W came up with the wrong answer to the question "what's the form for Great Britain as a modifier?", but the right answer is by no means obvious.
As a modifier of company, the English language sometimes prefers to use place names in their base form, instead of using the corresponding adjective. Thus the string "Pennsylvania company" has 16,078 MSN hits ("mhits"?), while "Pennsylvanian company" has only 30. However, this is emphatically not true in certain cases. Consider "a French company" with 66,807 mhits, compared to "*a France company" with only 132. Likewise we expect "a German company", "a Russian company", "a Chinese company" -- not "a Germany company", "a Russia company", "a China company".
So there seems to be a general rule: when the place name is the name of a country, always use the adjectival form. But where the name of a country doesn't have any adjectival form, we're normally fine with using the name as a modifier: "a UK company" has 97,286 mhits, and there's likewise nothing wrong with "a U.S. company" (80,732 mhits), or "a Cayman Islands company" (2,510 mhits).
But what about Great Britain? There's no directly corresponding adjective, it seems -- "Great British" is (alas for W) a bad joke. And yet the base form of the name is not a plausible modifier: "a Great Britain company" garners 0 mhits, though Google manages to find a paltry 49.
One hypothesis would be that words like UK and US can be zero-derived adjectives as well as nouns, while Great Britain can't, presumably because of blocking by British. But "Great British" is also ruled out, perhaps because British is in fact the (irregular) adjectival form of "Great Britain" as well as "Britain", or perhaps for some other reason -- though Adj+N place names generally accept adjectivization of the N part with good grace: "West Virginian", "Northern Irish", "East Anglian", etc.
An alternative hypothesis would be that this is just another set of quasi-regular facts about English morphology.
On the subject of weird facts, note this asymmetry in mhits:
(with periods) | mhits | (without periods) | mhits | with/without ratio |
"a U.K. company" | 4,867 | "a UK company" | 97,286 | 0.05 |
"a U.S. company" | 80,732 | "a US company" | 73,898 | 1.09 |
In the context "a __ company", U.S. is 22 times more likely to retain its periods than U.K. is. What's up with that?
It's not a Europe/U.S. difference, or at least not entirely, since American initialisms vary widely in this measure.
(with periods) |
mhits |
(without periods) |
mhits |
with/without ratio |
U.C.L.A. |
100,415 |
UCLA |
3,765,828 |
0.03 |
A.C.L.U. |
922,808 |
ACLU |
809,865 |
1.14 |
N.C.A.A. |
22,384 |
NCAA |
8,949,487 |
0.003 |
U.S.A. |
16,891,438 |
USA |
209,320,539 |
0.08 |
It might well involve a desire to avoid confusion with a capitalized version of the pronoun us, but again, the difference between ACLU and NCAA must be simply a matter of convention, so it's hard to be sure that the treatment of U.S. isn't purely conventional as well.

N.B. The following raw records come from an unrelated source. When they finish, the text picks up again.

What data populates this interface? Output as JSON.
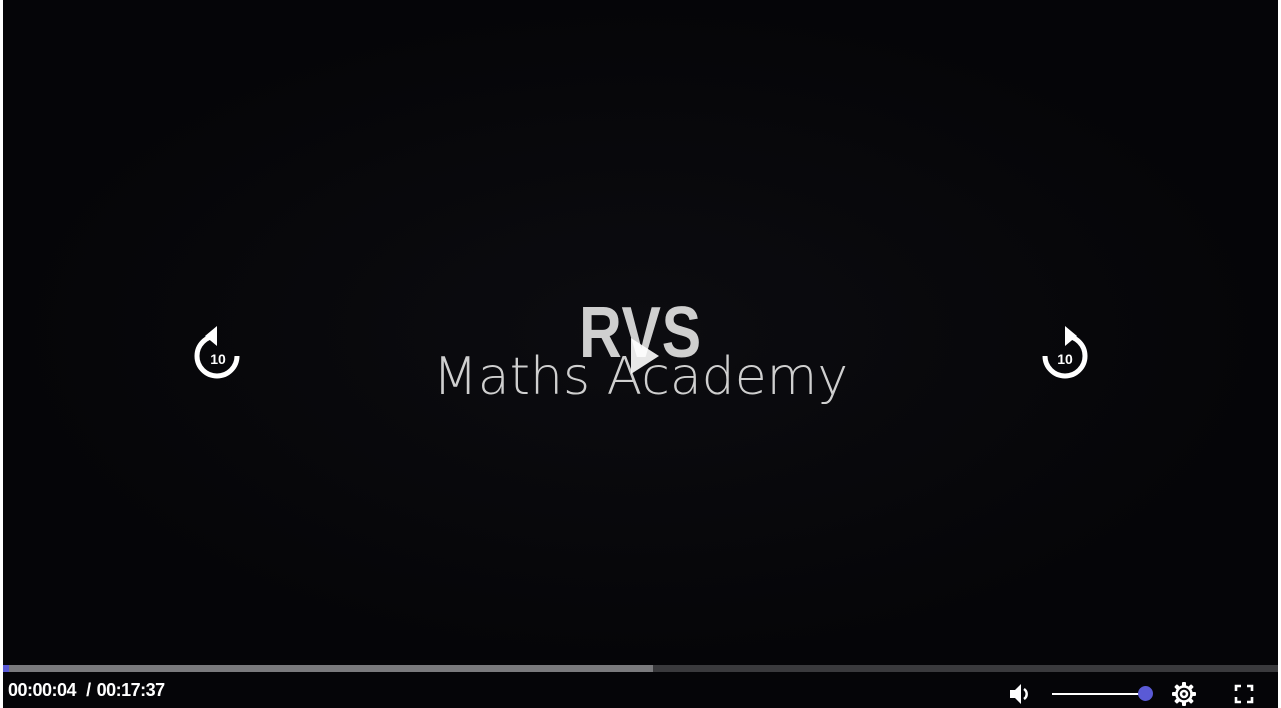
{
  "video": {
    "logo_title": "RVS",
    "logo_subtitle": "Maths Academy"
  },
  "controls": {
    "rewind": {
      "icon": "rewind-10-icon",
      "label": "10"
    },
    "forward": {
      "icon": "forward-10-icon",
      "label": "10"
    },
    "play_icon": "play-icon",
    "current_time": "00:00:04",
    "separator": "/",
    "duration": "00:17:37",
    "progress_played_fraction": 0.004,
    "progress_buffered_fraction": 0.51,
    "volume_icon": "volume-icon",
    "volume_level": 1.0,
    "settings_icon": "gear-icon",
    "fullscreen_icon": "fullscreen-icon"
  },
  "colors": {
    "accent": "#5a5ad6",
    "background": "#050508",
    "buffer": "#7a7a7d",
    "track": "#3a3a3d"
  }
}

And one more strange fact:
phrase |
mhits |
phrase |
mhits |
"a U.S. company" |
76,860 |
"A US company" |
74,034 |
"a U.S.A. company" |
297 |
"a USA company" |
5,597 |
Personally, I feel that U.S.A. (with or without periods) is not a possible modifier in this case. And the web agrees with me, 96.2% of the time anyhow. Why in the world should there be anything wrong with "a USA company" as an instantiation of the "a <country name> company" pattern?
(If you're not already sick of the quirks of toponymic morphosyntax, take a look at the 5/15/2004 post "All your base are belong to which lexical category".)
[To forestall anguished emails, let me say that I'm aware that the correct solution to W's conundrum would have been to use the form British (or maybe to pick another phrasing, like "a company based in Great Britain".) The point is that this particular fact of usage apparently has to be learned by rote -- if you try to solve the puzzle by rule, or by intelligent inference from other examples, you're very likely to get an ambiguous or flat-out wrong answer. Many of W's reported morphological miscues are over-generalizations, apparently substituting intelligent guesswork for rote memorization.]